Honestly, “lifeless” should really be the operative word here. In the original Men in Black, there was a tactical grossness to the world of the film. Aliens were, in fact, filled with goo, which covered our leads frequently, and the CGI take-over hadn’t totally happened yet, so there were a number of truly brilliant practical effects that were smartly paired with early CGI (I’m thinking of scenes like the one where J and the gang perform an “alien autopsy,” specifically). In International, the CGI work isn’t terrible, but it’s the kind of film where you can see the tennis balls in every scene, in the same way that made Ian McKellen cry when he did the Hobbit films in total isolation, with his cast-mates to be substituted in later through digital trickery.

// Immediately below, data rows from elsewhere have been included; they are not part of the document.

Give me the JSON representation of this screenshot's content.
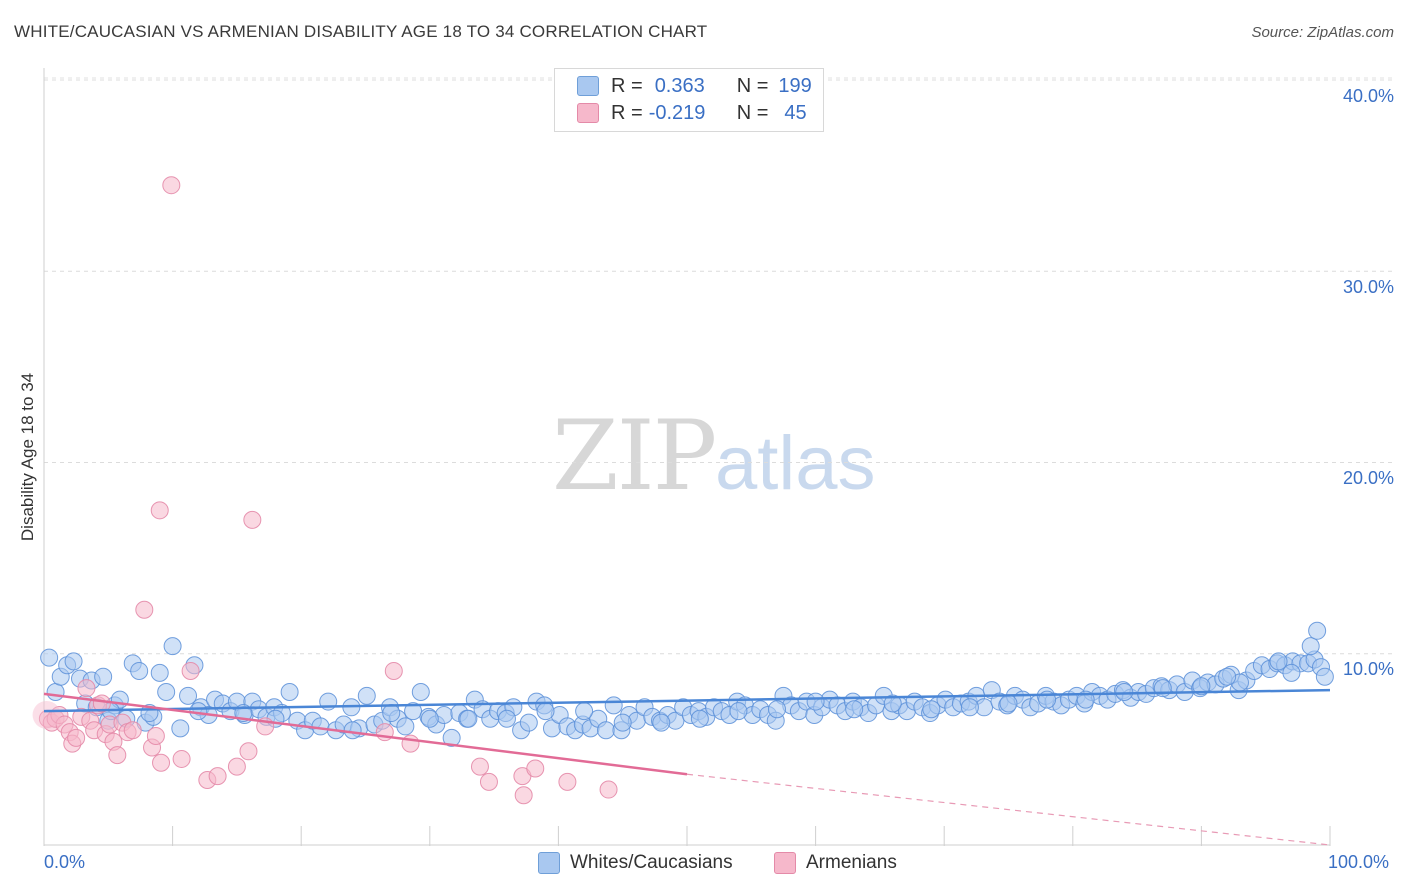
{
  "title": "WHITE/CAUCASIAN VS ARMENIAN DISABILITY AGE 18 TO 34 CORRELATION CHART",
  "source": "Source: ZipAtlas.com",
  "watermark": {
    "zip": "ZIP",
    "atlas": "atlas"
  },
  "legend": {
    "rows": [
      {
        "r_label": "R =",
        "r_value": "0.363",
        "n_label": "N =",
        "n_value": "199",
        "color": "#a9c8f0"
      },
      {
        "r_label": "R =",
        "r_value": "-0.219",
        "n_label": "N =",
        "n_value": "45",
        "color": "#f6b8cb"
      }
    ]
  },
  "bottom_legend": {
    "white": "Whites/Caucasians",
    "armenian": "Armenians"
  },
  "colors": {
    "blue": "#4a86d6",
    "blue_fill": "#a9c8f0",
    "pink": "#e26b96",
    "pink_fill": "#f6b8cb",
    "axis_text": "#3a6fc4"
  },
  "chart_data": {
    "type": "scatter",
    "title": "WHITE/CAUCASIAN VS ARMENIAN DISABILITY AGE 18 TO 34 CORRELATION CHART",
    "xlabel": "",
    "ylabel": "Disability Age 18 to 34",
    "x_tick_labels": [
      "0.0%",
      "100.0%"
    ],
    "y_tick_labels": [
      "10.0%",
      "20.0%",
      "30.0%",
      "40.0%"
    ],
    "xlim": [
      0,
      100
    ],
    "ylim": [
      0,
      40
    ],
    "grid": true,
    "series": [
      {
        "name": "Whites/Caucasians",
        "trend": [
          [
            0,
            7.0
          ],
          [
            100,
            8.1
          ]
        ],
        "points": [
          [
            0.4,
            9.8
          ],
          [
            0.9,
            8.0
          ],
          [
            1.3,
            8.8
          ],
          [
            1.8,
            9.4
          ],
          [
            2.3,
            9.6
          ],
          [
            2.8,
            8.7
          ],
          [
            3.2,
            7.4
          ],
          [
            3.7,
            8.6
          ],
          [
            4.1,
            7.2
          ],
          [
            4.6,
            8.8
          ],
          [
            5.0,
            6.5
          ],
          [
            5.5,
            7.3
          ],
          [
            5.9,
            7.6
          ],
          [
            6.4,
            6.6
          ],
          [
            6.9,
            9.5
          ],
          [
            7.4,
            9.1
          ],
          [
            7.9,
            6.4
          ],
          [
            8.5,
            6.7
          ],
          [
            9.0,
            9.0
          ],
          [
            9.5,
            8.0
          ],
          [
            10.0,
            10.4
          ],
          [
            10.6,
            6.1
          ],
          [
            11.2,
            7.8
          ],
          [
            11.7,
            9.4
          ],
          [
            12.2,
            7.2
          ],
          [
            12.8,
            6.8
          ],
          [
            13.3,
            7.6
          ],
          [
            13.9,
            7.4
          ],
          [
            14.5,
            7.0
          ],
          [
            15.0,
            7.5
          ],
          [
            15.6,
            6.8
          ],
          [
            16.2,
            7.5
          ],
          [
            16.7,
            7.1
          ],
          [
            17.3,
            6.7
          ],
          [
            17.9,
            7.2
          ],
          [
            18.5,
            6.9
          ],
          [
            19.1,
            8.0
          ],
          [
            19.7,
            6.5
          ],
          [
            20.3,
            6.0
          ],
          [
            20.9,
            6.5
          ],
          [
            21.5,
            6.2
          ],
          [
            22.1,
            7.5
          ],
          [
            22.7,
            6.0
          ],
          [
            23.3,
            6.3
          ],
          [
            23.9,
            7.2
          ],
          [
            24.5,
            6.1
          ],
          [
            25.1,
            7.8
          ],
          [
            25.7,
            6.3
          ],
          [
            26.3,
            6.5
          ],
          [
            26.9,
            7.2
          ],
          [
            27.5,
            6.6
          ],
          [
            28.1,
            6.2
          ],
          [
            28.7,
            7.0
          ],
          [
            29.3,
            8.0
          ],
          [
            29.9,
            6.7
          ],
          [
            30.5,
            6.3
          ],
          [
            31.1,
            6.8
          ],
          [
            31.7,
            5.6
          ],
          [
            32.3,
            6.9
          ],
          [
            32.9,
            6.6
          ],
          [
            33.5,
            7.6
          ],
          [
            34.1,
            7.1
          ],
          [
            34.7,
            6.6
          ],
          [
            35.3,
            7.0
          ],
          [
            35.9,
            6.9
          ],
          [
            36.5,
            7.2
          ],
          [
            37.1,
            6.0
          ],
          [
            37.7,
            6.4
          ],
          [
            38.3,
            7.5
          ],
          [
            38.9,
            7.3
          ],
          [
            39.5,
            6.1
          ],
          [
            40.1,
            6.8
          ],
          [
            40.7,
            6.2
          ],
          [
            41.3,
            6.0
          ],
          [
            41.9,
            6.3
          ],
          [
            42.5,
            6.1
          ],
          [
            43.1,
            6.6
          ],
          [
            43.7,
            6.0
          ],
          [
            44.3,
            7.3
          ],
          [
            44.9,
            6.0
          ],
          [
            45.5,
            6.8
          ],
          [
            46.1,
            6.5
          ],
          [
            46.7,
            7.2
          ],
          [
            47.3,
            6.7
          ],
          [
            47.9,
            6.5
          ],
          [
            48.5,
            6.8
          ],
          [
            49.1,
            6.5
          ],
          [
            49.7,
            7.2
          ],
          [
            50.3,
            6.8
          ],
          [
            50.9,
            7.0
          ],
          [
            51.5,
            6.7
          ],
          [
            52.1,
            7.2
          ],
          [
            52.7,
            7.0
          ],
          [
            53.3,
            6.8
          ],
          [
            53.9,
            7.5
          ],
          [
            54.5,
            7.3
          ],
          [
            55.1,
            6.8
          ],
          [
            55.7,
            7.1
          ],
          [
            56.3,
            6.8
          ],
          [
            56.9,
            6.5
          ],
          [
            57.5,
            7.8
          ],
          [
            58.1,
            7.3
          ],
          [
            58.7,
            7.0
          ],
          [
            59.3,
            7.5
          ],
          [
            59.9,
            6.8
          ],
          [
            60.5,
            7.2
          ],
          [
            61.1,
            7.6
          ],
          [
            61.7,
            7.3
          ],
          [
            62.3,
            7.0
          ],
          [
            62.9,
            7.5
          ],
          [
            63.5,
            7.2
          ],
          [
            64.1,
            6.9
          ],
          [
            64.7,
            7.3
          ],
          [
            65.3,
            7.8
          ],
          [
            65.9,
            7.0
          ],
          [
            66.5,
            7.3
          ],
          [
            67.1,
            7.0
          ],
          [
            67.7,
            7.5
          ],
          [
            68.3,
            7.2
          ],
          [
            68.9,
            6.9
          ],
          [
            69.5,
            7.3
          ],
          [
            70.1,
            7.6
          ],
          [
            70.7,
            7.2
          ],
          [
            71.3,
            7.4
          ],
          [
            71.9,
            7.5
          ],
          [
            72.5,
            7.8
          ],
          [
            73.1,
            7.2
          ],
          [
            73.7,
            8.1
          ],
          [
            74.3,
            7.5
          ],
          [
            74.9,
            7.3
          ],
          [
            75.5,
            7.8
          ],
          [
            76.1,
            7.6
          ],
          [
            76.7,
            7.2
          ],
          [
            77.3,
            7.4
          ],
          [
            77.9,
            7.8
          ],
          [
            78.5,
            7.5
          ],
          [
            79.1,
            7.3
          ],
          [
            79.7,
            7.6
          ],
          [
            80.3,
            7.8
          ],
          [
            80.9,
            7.4
          ],
          [
            81.5,
            8.0
          ],
          [
            82.1,
            7.8
          ],
          [
            82.7,
            7.6
          ],
          [
            83.3,
            7.9
          ],
          [
            83.9,
            8.1
          ],
          [
            84.5,
            7.7
          ],
          [
            85.1,
            8.0
          ],
          [
            85.7,
            7.9
          ],
          [
            86.3,
            8.2
          ],
          [
            86.9,
            8.3
          ],
          [
            87.5,
            8.1
          ],
          [
            88.1,
            8.4
          ],
          [
            88.7,
            8.0
          ],
          [
            89.3,
            8.6
          ],
          [
            89.9,
            8.2
          ],
          [
            90.5,
            8.5
          ],
          [
            91.1,
            8.4
          ],
          [
            91.7,
            8.7
          ],
          [
            92.3,
            8.9
          ],
          [
            92.9,
            8.1
          ],
          [
            93.5,
            8.6
          ],
          [
            94.1,
            9.1
          ],
          [
            94.7,
            9.4
          ],
          [
            95.3,
            9.2
          ],
          [
            95.9,
            9.5
          ],
          [
            96.5,
            9.4
          ],
          [
            97.1,
            9.6
          ],
          [
            97.7,
            9.5
          ],
          [
            98.3,
            9.5
          ],
          [
            98.8,
            9.7
          ],
          [
            99.3,
            9.3
          ],
          [
            99.6,
            8.8
          ],
          [
            36.0,
            6.6
          ],
          [
            42.0,
            7.0
          ],
          [
            48.0,
            6.4
          ],
          [
            54.0,
            7.0
          ],
          [
            60.0,
            7.5
          ],
          [
            66.0,
            7.4
          ],
          [
            72.0,
            7.2
          ],
          [
            78.0,
            7.6
          ],
          [
            84.0,
            8.0
          ],
          [
            90.0,
            8.3
          ],
          [
            93.0,
            8.5
          ],
          [
            96.0,
            9.6
          ],
          [
            98.5,
            10.4
          ],
          [
            99.0,
            11.2
          ],
          [
            12.0,
            7.0
          ],
          [
            18.0,
            6.6
          ],
          [
            24.0,
            6.0
          ],
          [
            30.0,
            6.6
          ],
          [
            15.5,
            6.9
          ],
          [
            27.0,
            6.9
          ],
          [
            33.0,
            6.6
          ],
          [
            39.0,
            7.0
          ],
          [
            45.0,
            6.4
          ],
          [
            51.0,
            6.6
          ],
          [
            57.0,
            7.1
          ],
          [
            63.0,
            7.1
          ],
          [
            69.0,
            7.1
          ],
          [
            75.0,
            7.4
          ],
          [
            81.0,
            7.6
          ],
          [
            87.0,
            8.2
          ],
          [
            92.0,
            8.8
          ],
          [
            97.0,
            9.0
          ],
          [
            5.2,
            7.0
          ],
          [
            8.2,
            6.9
          ]
        ]
      },
      {
        "name": "Armenians",
        "trend_solid": [
          [
            0,
            7.9
          ],
          [
            50,
            3.7
          ]
        ],
        "trend_dashed": [
          [
            50,
            3.7
          ],
          [
            100,
            0.0
          ]
        ],
        "points": [
          [
            0.3,
            6.6
          ],
          [
            0.6,
            6.4
          ],
          [
            0.9,
            6.6
          ],
          [
            1.2,
            6.8
          ],
          [
            1.6,
            6.3
          ],
          [
            2.0,
            5.9
          ],
          [
            2.2,
            5.3
          ],
          [
            2.5,
            5.6
          ],
          [
            2.9,
            6.7
          ],
          [
            3.3,
            8.2
          ],
          [
            3.6,
            6.5
          ],
          [
            3.9,
            6.0
          ],
          [
            4.2,
            7.3
          ],
          [
            4.5,
            7.4
          ],
          [
            4.8,
            5.8
          ],
          [
            5.1,
            6.3
          ],
          [
            5.4,
            5.4
          ],
          [
            5.7,
            4.7
          ],
          [
            6.1,
            6.4
          ],
          [
            6.5,
            5.9
          ],
          [
            6.9,
            6.0
          ],
          [
            7.8,
            12.3
          ],
          [
            8.4,
            5.1
          ],
          [
            8.7,
            5.7
          ],
          [
            9.1,
            4.3
          ],
          [
            9.9,
            34.5
          ],
          [
            10.7,
            4.5
          ],
          [
            11.4,
            9.1
          ],
          [
            12.7,
            3.4
          ],
          [
            13.5,
            3.6
          ],
          [
            15.0,
            4.1
          ],
          [
            15.9,
            4.9
          ],
          [
            17.2,
            6.2
          ],
          [
            9.0,
            17.5
          ],
          [
            16.2,
            17.0
          ],
          [
            26.5,
            5.9
          ],
          [
            27.2,
            9.1
          ],
          [
            28.5,
            5.3
          ],
          [
            33.9,
            4.1
          ],
          [
            34.6,
            3.3
          ],
          [
            37.2,
            3.6
          ],
          [
            38.2,
            4.0
          ],
          [
            40.7,
            3.3
          ],
          [
            43.9,
            2.9
          ],
          [
            37.3,
            2.6
          ]
        ]
      }
    ]
  }
}
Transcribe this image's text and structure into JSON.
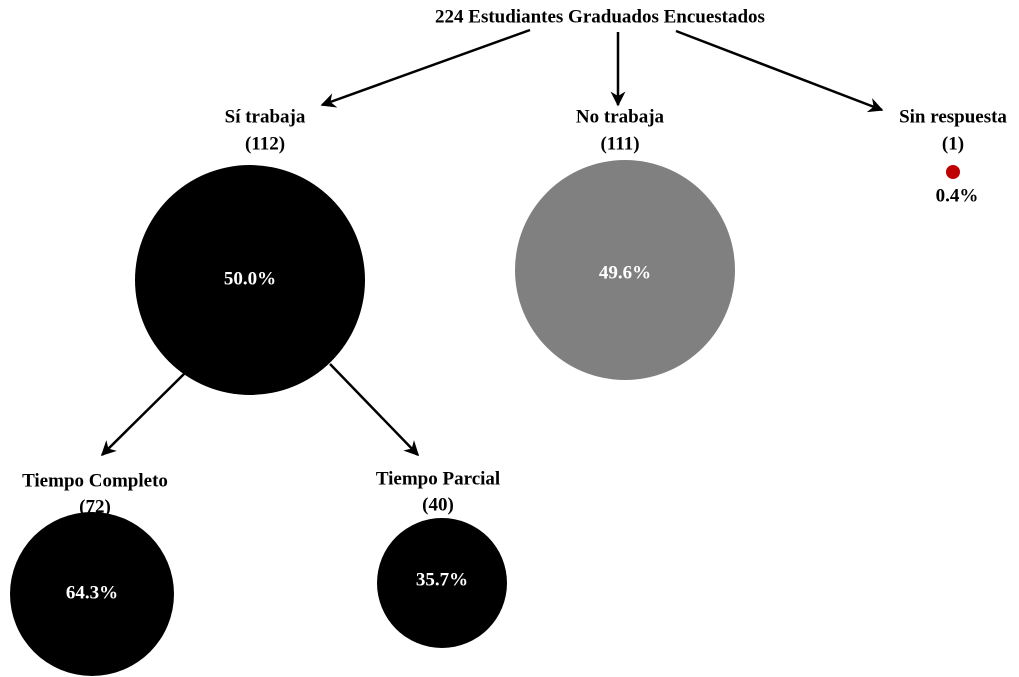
{
  "title": "224 Estudiantes Graduados Encuestados",
  "nodes": [
    {
      "label": "Sí trabaja",
      "count": "(112)",
      "percent": "50.0%"
    },
    {
      "label": "No trabaja",
      "count": "(111)",
      "percent": "49.6%"
    },
    {
      "label": "Sin respuesta",
      "count": "(1)",
      "percent": "0.4%"
    },
    {
      "label": "Tiempo Completo",
      "count": "(72)",
      "percent": "64.3%"
    },
    {
      "label": "Tiempo Parcial",
      "count": "(40)",
      "percent": "35.7%"
    }
  ]
}
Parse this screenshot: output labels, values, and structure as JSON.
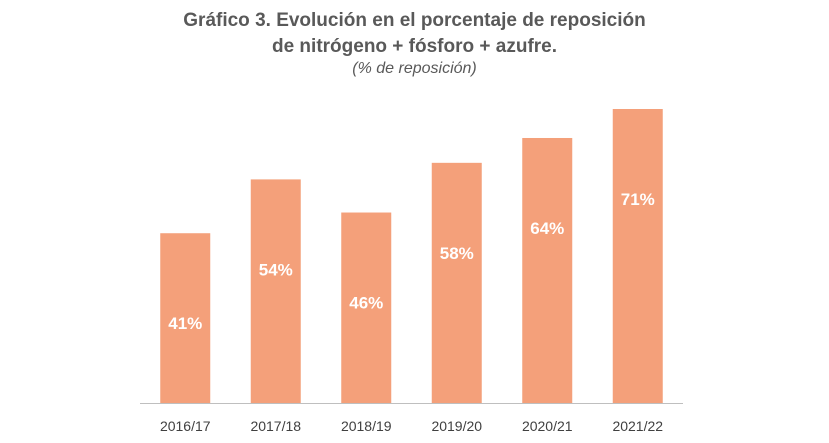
{
  "chart_data": {
    "type": "bar",
    "title_line1": "Gráfico 3. Evolución en el porcentaje de reposición",
    "title_line2": "de nitrógeno + fósforo + azufre.",
    "subtitle": "(% de reposición)",
    "categories": [
      "2016/17",
      "2017/18",
      "2018/19",
      "2019/20",
      "2020/21",
      "2021/22"
    ],
    "values": [
      41,
      54,
      46,
      58,
      64,
      71
    ],
    "value_labels": [
      "41%",
      "54%",
      "46%",
      "58%",
      "64%",
      "71%"
    ],
    "ylim": [
      0,
      71
    ],
    "grid": false,
    "bar_color": "#F4A07A",
    "axis_color": "#BFBFBF"
  }
}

A particularly bad effect is “Pawny,” a Kumail Nanjiani-voiced little warrior soldier who is designed to be this film’s cuddly sidekick. He’s often more annoying than not (though Nanjiani really does his best with what he’s given), but he’s weirdly ugly, despite being engineered to sell shit to the widest possible audience. But he often disappears from scene-to-scene, because animators either forgot to include him, or Gray forgot to shoot a pick-up where Thompson puts him in her pocket. There’ll be cutaways to him in scenes that you don’t even realize that he’s in, and it’s weird and disorienting. Yet Pawny’s irritating nature is mainly due to the film’s Apatowian approach to humor, in which riffing substitutes for solid, written jokes, and the entire film feels like it could be at least twenty minutes shorter if scenes didn’t awkwardly extend themselves in Gray’s desperate search for a punchline. The man directed Friday, after all: Why is it so try-hard here?

All of this is just so baffling, because you can see the decent film buried beneath all of the bland in Men in Black: International. It’s not like Gray and his writers don’t have some good ideas: There’s some fun business involving the Eiffel Tower and its Ellis Island-like history in the world of MIB, and there’s even some cleverness in one of the action sequences early on, in which H and M tear apart H’s car with each section containing its own cache of weapons (a hubcab is a drum magazine for a rifle that’s a headlight, etc.). But it’s just so long and devoid of personality that it becomes a chore to sit through, only delighting in its occasional callbacks to its much better predecessors — and yes, the plural is intentional, as both sequels are miles ahead of this one — that it just reminds you what you’re missing out on: wit, heart, thrills. You know, all the things that made this weird, slow-evolving franchise a beloved institution. But as  it stands, you’ll forget Men in Black: International ever existed at all, only mere minutes after you’ve left the theater and you see the poster for some other franchise film. The conspiracy nuts out there may think that this might be by design, so that the entire series might be one day be left in the dust: After all, they’re still out there. Aren’t they?